I suppose we can all blame Minolta for this whole mess. 🙂
Reasons? (1) Minolta was the first to abandon the lens mount it built its previous system on (MC/MD) for its autofocus A mount (which lives on, digitally speaking, via Sony), and (2) together with the Maxxum 7000, was a runaway hit that caught everyone literally off-guard. Whereas everyone else made tepid toe-dips into the AF SLR world with modified versions of existing bodies and one or two AF lenses, Minolta basically bet the farm with a full-on, from-the-ground-up camera and lens system. (The "betting the farm" part, in this case, was far more than poetic: Minolta had long been the "weak sister" among the majors, and rather desperately needed another "hit." This was also the impetus for the earlier X700, which was to Minolta what the original Taurus was to Ford in the 1980s: literally a do-or-die proposition. Had these cameras failed on the market, Minolta might have left the camera scene a lot longer ago than they did.)
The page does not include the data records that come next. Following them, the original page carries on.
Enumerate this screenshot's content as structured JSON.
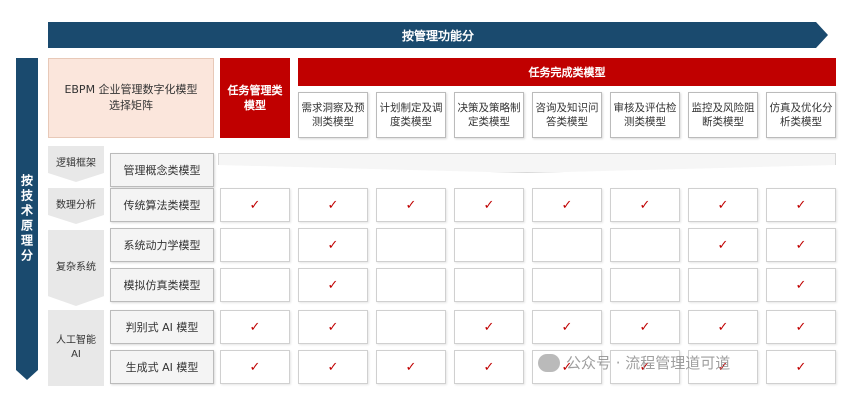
{
  "top_label": "按管理功能分",
  "side_label": "按技术原理分",
  "corner_title": "EBPM 企业管理数字化模型选择矩阵",
  "task_mgmt_header": "任务管理类模型",
  "task_complete_header": "任务完成类模型",
  "columns": [
    "需求洞察及预测类模型",
    "计划制定及调度类模型",
    "决策及策略制定类模型",
    "咨询及知识问答类模型",
    "审核及评估检测类模型",
    "监控及风险阻断类模型",
    "仿真及优化分析类模型"
  ],
  "categories": [
    "逻辑框架",
    "数理分析",
    "复杂系统",
    "人工智能AI"
  ],
  "rows": [
    "管理概念类模型",
    "传统算法类模型",
    "系统动力学模型",
    "模拟仿真类模型",
    "判别式 AI 模型",
    "生成式 AI 模型"
  ],
  "check_symbol": "✓",
  "checks": [
    [
      0,
      0,
      0,
      0,
      0,
      0,
      0,
      0
    ],
    [
      1,
      1,
      1,
      1,
      1,
      1,
      1,
      1
    ],
    [
      0,
      1,
      0,
      0,
      0,
      0,
      1,
      1
    ],
    [
      0,
      1,
      0,
      0,
      0,
      0,
      0,
      1
    ],
    [
      1,
      1,
      0,
      1,
      1,
      1,
      1,
      1
    ],
    [
      1,
      1,
      1,
      1,
      1,
      1,
      1,
      1
    ]
  ],
  "watermark": "公众号 · 流程管理道可道"
}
Okay...where was I?...Canon and Nikon got snookered badly, and had to speed-up whatever AF camera plans they had cooking in R & D. Nikon managed to do it while preserving their F mount, with a caveat or two; Canon decided to follow Minolta's lead and ditch the FD system (My slightly tongue-in-cheek gripe to a Canon rep at the time: "So this means you're never going to tell me what that "Reserved Pin" on the back of most of my FD lenses was going to be used for?") for their EF mount, named, ironically enough, after one of their more interesting FD-mount cameras (and which I foolishly traded away for an A-1...nope, not gonna talk about it now...)
Which, of course, brings us all to where we are now. But look at this way: if you think Canon's FD-based stuff is depressed in price, try pricing Minolta's MC/MD stuff right now, with the possible exception of, say, a clean, late-model MC 57mm f/1.2, mounted on, say, a clean, working XK Motor. Just don't tell me you have one for sale, okay!?